I am starting to write my master thesis (M.Sc. Maritime Management) in a couple of months' time. My goal is to collaborate with a commoditieson a research topic of mutual interest and practical benefit to the firm.
So, I booked some $60 Ryanair tickets, mapped out a dozen or so firms (top-tier players, independents and IOC trading arms), topped off the Oyster card and went on a career quest armed with a score of CVs.
The old school approach is far from ideal in today's London corporate landscape.
Mostly, I received a lot of dumbfounded looks from clueless receptionists (oftentimes followed by an adroit comment akin to "have you checked the info on their website?"). These gatekeepers are what is between you and the real decision-makers that you actually want to talk to.
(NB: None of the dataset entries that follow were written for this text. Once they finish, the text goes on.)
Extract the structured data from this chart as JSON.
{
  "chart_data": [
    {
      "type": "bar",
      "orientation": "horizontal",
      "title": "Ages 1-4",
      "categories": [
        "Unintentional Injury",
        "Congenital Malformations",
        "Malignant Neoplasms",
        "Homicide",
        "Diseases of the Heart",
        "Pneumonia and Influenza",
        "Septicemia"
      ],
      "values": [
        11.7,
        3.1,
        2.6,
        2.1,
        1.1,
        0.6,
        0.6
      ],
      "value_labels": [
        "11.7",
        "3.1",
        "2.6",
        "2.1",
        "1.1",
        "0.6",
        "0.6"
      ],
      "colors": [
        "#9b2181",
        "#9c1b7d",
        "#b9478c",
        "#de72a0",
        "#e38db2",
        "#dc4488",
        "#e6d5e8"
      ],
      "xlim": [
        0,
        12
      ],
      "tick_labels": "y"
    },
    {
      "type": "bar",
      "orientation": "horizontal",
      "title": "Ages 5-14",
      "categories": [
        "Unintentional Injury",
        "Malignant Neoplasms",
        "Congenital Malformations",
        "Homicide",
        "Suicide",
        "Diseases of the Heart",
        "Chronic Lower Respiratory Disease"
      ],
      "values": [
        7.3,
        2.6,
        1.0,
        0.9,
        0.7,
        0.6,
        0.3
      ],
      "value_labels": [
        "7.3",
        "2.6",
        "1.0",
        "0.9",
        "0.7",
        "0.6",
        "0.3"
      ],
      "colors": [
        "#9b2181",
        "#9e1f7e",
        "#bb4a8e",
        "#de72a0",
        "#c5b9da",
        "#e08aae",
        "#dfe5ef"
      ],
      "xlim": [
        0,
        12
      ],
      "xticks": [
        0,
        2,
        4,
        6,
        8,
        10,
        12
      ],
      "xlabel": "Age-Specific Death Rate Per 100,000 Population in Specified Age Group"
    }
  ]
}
They are especially aloof for the larger up-scale firms with fancy Mayfair addresses. They will ask you who you are seeing, if you have a scheduled appointment, as well as name and title of whom you want to see. The larger the corporation, seemingly the more stringent enforcement of said screening.
For larger organizations, avoid approaching HR altogether. It is a black hole and you are lucky if your CV finds the relevant party. For smaller players HR is often constituted of one labile person, and you are left at this person's whim, ability and willingness to circulate your info.
Refining my technique on the go, I started cold calling the main desks equipped with an arsenal of names and job titles of relevant persons at the firm in question. Calling HR is a complete waste of time, 80% of the time they are not in office and voicemail messages seem to receive zero attention.
Nearing conclusion of my stay, I started calling traders directly and approaching employees in elevators and preaching my case. This turned out to be highly more efficient and fruitful, and yielded a few business cards and promises to forward my info to parties deemed relevant.
Following up on all leads on e-mail, the typical feedback that I have gotten seem to sort under one of the following: 1) that is not something we do here (period, bar none); 2) unfortunately we do not currently have capacity; or 3) cannot find a department that would meet your request.
Concluding, I think maybe this physical hand-son approach would work better in the U.S. with a sociology that - in my own experience - to a larger extent acknowledges personal initiative and entrepreneurial endeavors.
Needless to say, the peregrination was more futile than I originally had feared. I do find it bizarre that these firms are not more welcoming towards master students, who come knocking on their door essentially willing to dedicate six months of their life in order to research a topic (issue, challenge, opportunity) pertinent and with practical benefit to the firm.
I would appreciate your thoughts on this?